ICP Holds $4.69 Support While Falling Wedge Caps Price Below $5.40

CryptoNewsLand
ICP1,88%

ICP traded at $4.91 after a 9.4% daily decline, remaining inside a clearly defined falling wedge on the 1-hour chart.

The price held above $4.69 support while staying capped below $5.40 resistance, keeping movement within a narrow range.

The chart displayed a projected $6–$7 relief zone, marked above the upper trendline as part of the broader structure.

Internet Computer traded lower over the past 24 hours as its price moved within a defined falling wedge on the one-hour chart. The asset changed hands at $4.91, reflecting a 9.4% decline during the period. This movement extended its downward structure, yet the pattern kept price action well contained inside two converging trendlines. The formation provided a clear view of recent trading behavior and highlighted how the market tracked short-term levels. Moreover, the setup created a structured environment for evaluating shifts in momentum as the token traded near its support area.

Market Structure Tightens Around the Falling Wedge

The wedge pattern narrowed over recent sessions, and it directed attention to the lower boundary near $4.69, which acted as support.

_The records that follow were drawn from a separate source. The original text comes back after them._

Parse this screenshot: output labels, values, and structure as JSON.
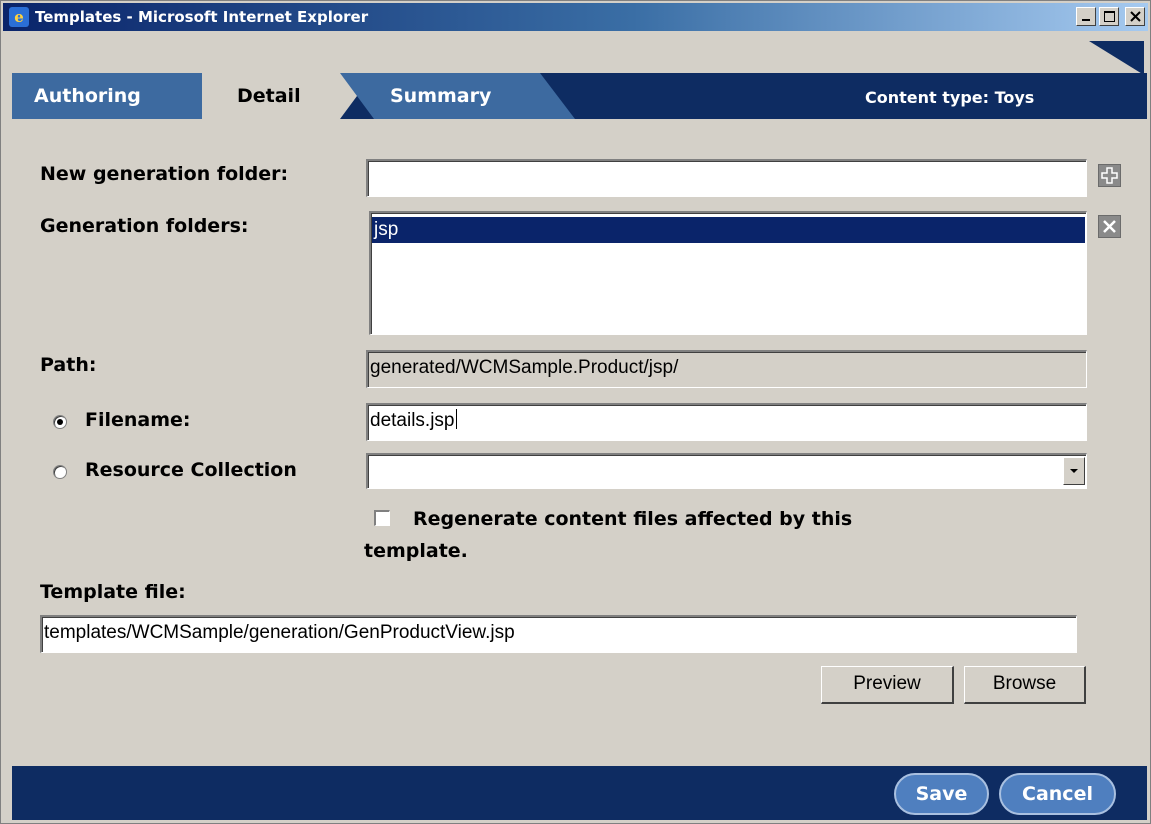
{
  "window": {
    "title": "Templates - Microsoft Internet Explorer",
    "app_icon": "ie-icon",
    "controls": [
      "minimize-button",
      "maximize-button",
      "close-button"
    ]
  },
  "tabs": [
    {
      "label": "Authoring",
      "active": false
    },
    {
      "label": "Detail",
      "active": true
    },
    {
      "label": "Summary",
      "active": false
    }
  ],
  "content_type": "Content type: Toys",
  "form": {
    "new_generation_folder": {
      "label": "New generation folder:",
      "value": ""
    },
    "generation_folders": {
      "label": "Generation folders:",
      "items": [
        "jsp"
      ],
      "selected": "jsp"
    },
    "path": {
      "label": "Path:",
      "value": "generated/WCMSample.Product/jsp/"
    },
    "filename": {
      "label": "Filename:",
      "value": "details.jsp",
      "selected": true
    },
    "resource_collection": {
      "label": "Resource Collection",
      "value": "",
      "selected": false
    },
    "regenerate": {
      "label_line1": "Regenerate content files affected by this",
      "label_line2": "template.",
      "checked": false
    },
    "template_file": {
      "label": "Template file:",
      "value": "templates/WCMSample/generation/GenProductView.jsp"
    },
    "preview_label": "Preview",
    "browse_label": "Browse"
  },
  "footer": {
    "save_label": "Save",
    "cancel_label": "Cancel"
  },
  "colors": {
    "nav_dark": "#0e2c62",
    "tab_blue": "#3d6aa0",
    "selection": "#0a246a",
    "dialog_gray": "#d4d0c8"
  }
}
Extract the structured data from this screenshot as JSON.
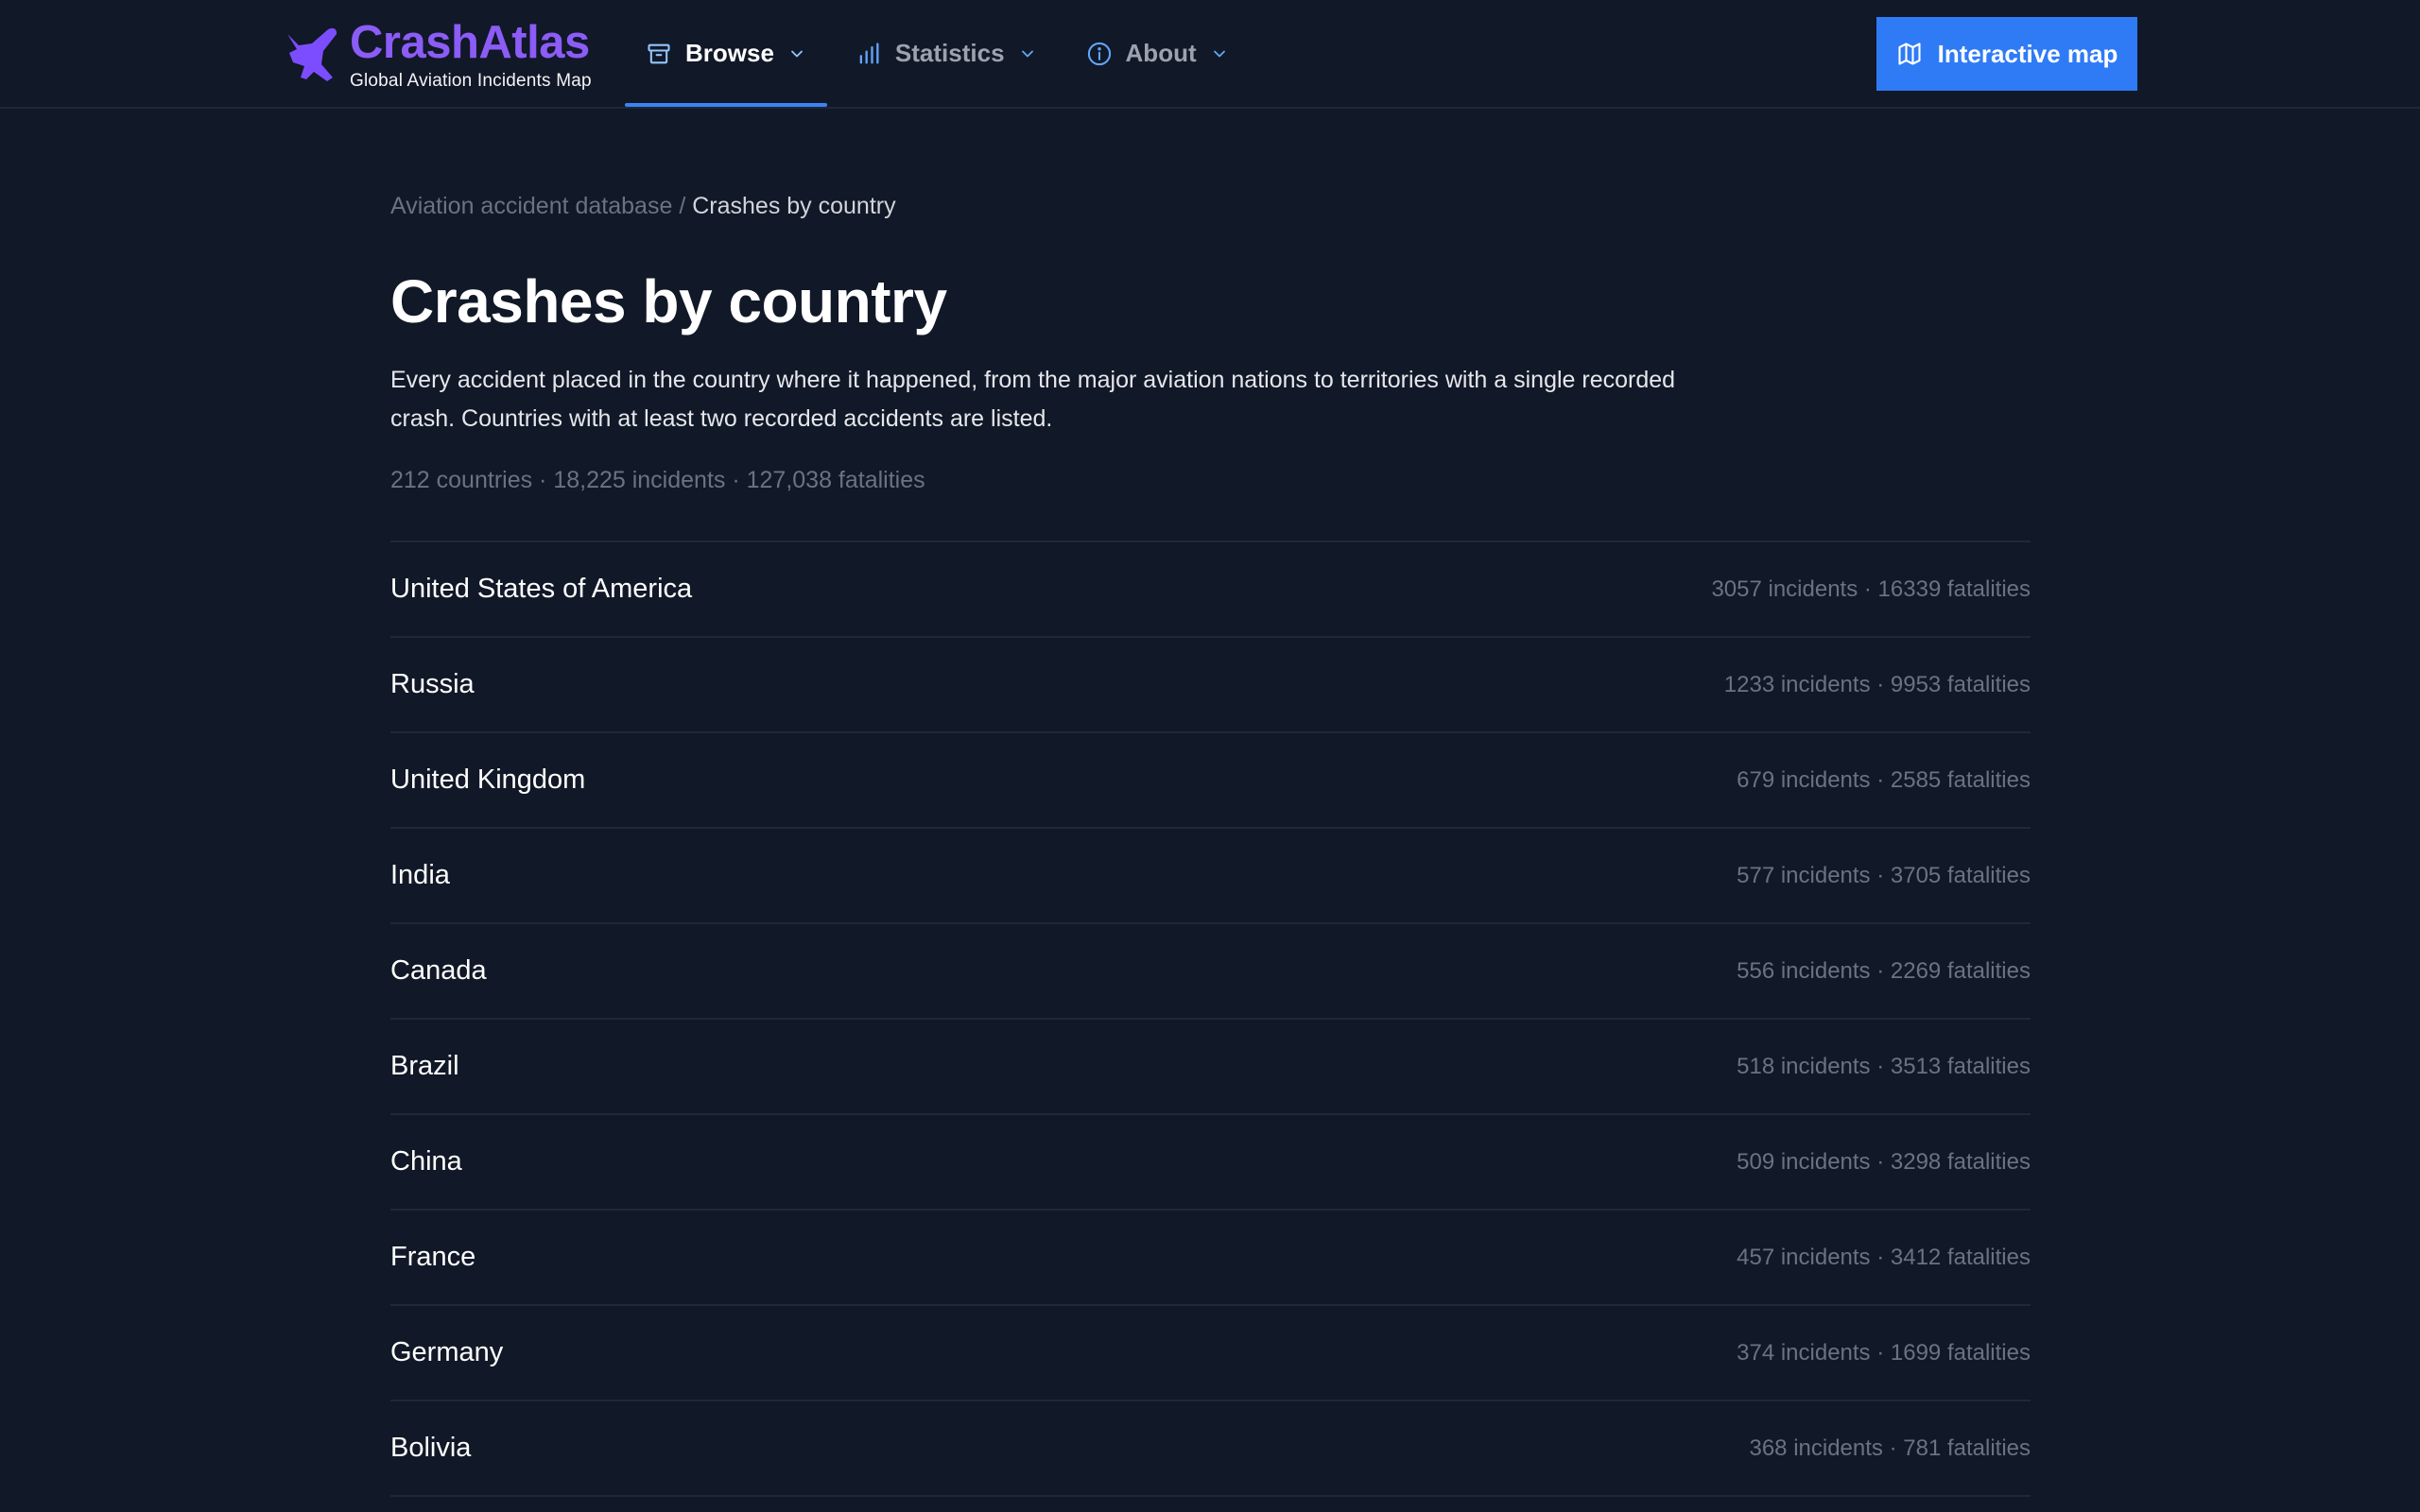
{
  "brand": {
    "name": "CrashAtlas",
    "tagline": "Global Aviation Incidents Map",
    "accent_color": "#8b5cf6"
  },
  "nav": {
    "items": [
      {
        "label": "Browse",
        "icon": "archive-box-icon",
        "active": true
      },
      {
        "label": "Statistics",
        "icon": "bar-chart-icon",
        "active": false
      },
      {
        "label": "About",
        "icon": "info-circle-icon",
        "active": false
      }
    ],
    "cta": {
      "label": "Interactive map",
      "icon": "map-icon",
      "color": "#2f7bf6"
    }
  },
  "breadcrumb": {
    "parent": "Aviation accident database",
    "separator": "/",
    "current": "Crashes by country"
  },
  "page": {
    "title": "Crashes by country",
    "intro": "Every accident placed in the country where it happened, from the major aviation nations to territories with a single recorded crash. Countries with at least two recorded accidents are listed.",
    "summary": "212 countries · 18,225 incidents · 127,038 fatalities"
  },
  "countries": [
    {
      "name": "United States of America",
      "stats": "3057 incidents · 16339 fatalities"
    },
    {
      "name": "Russia",
      "stats": "1233 incidents · 9953 fatalities"
    },
    {
      "name": "United Kingdom",
      "stats": "679 incidents · 2585 fatalities"
    },
    {
      "name": "India",
      "stats": "577 incidents · 3705 fatalities"
    },
    {
      "name": "Canada",
      "stats": "556 incidents · 2269 fatalities"
    },
    {
      "name": "Brazil",
      "stats": "518 incidents · 3513 fatalities"
    },
    {
      "name": "China",
      "stats": "509 incidents · 3298 fatalities"
    },
    {
      "name": "France",
      "stats": "457 incidents · 3412 fatalities"
    },
    {
      "name": "Germany",
      "stats": "374 incidents · 1699 fatalities"
    },
    {
      "name": "Bolivia",
      "stats": "368 incidents · 781 fatalities"
    }
  ]
}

Price moved toward this area during the decline, and it held close to the line throughout the session

This kept the structure intact, and it allowed the broader pattern to remain consistent. However, the upper boundary continued to restrict upward attempts, and it shaped intraday direction. The two trendlines maintained pressure on both sides, which created a balanced setup for monitoring hourly changes.

Trading Levels Define Near-Term Framework

The 24-hour range stayed within the falling wedge, and it showed how the price reacted to nearby resistance at $5.40. The market treated this level as the upper limit during recent moves, and price stayed below it throughout the period. This created a clear separation between resistance and the lower boundary

Notably, the tight structure provided a reference for short-term developments, and it positioned the current price near the midpoint of recent activity. The setup connected directly with the declining trendlines, and it kept focus on how upcoming sessions may interact with the boundaries.

Hourly Action Tracks Pattern While Traders Watch Key Zones

The one-hour chart placed the price firmly inside the wedge as the asset continued to follow the controlled slope. The structure extended across several sessions, and it maintained its shape as the decline progressed. Additionally, the current position between $4.69 support and $5.40 resistance created a specific trading corridor for near-term tracking

The chart also marked a projected relief zone between $6 and $7, which aligned with the marked green target box. This area stood above the upper trendline and remained visible as part of the broader setup. With the pattern intact, the market continued to track the defined range while observing price behavior across the one-hour timeframe.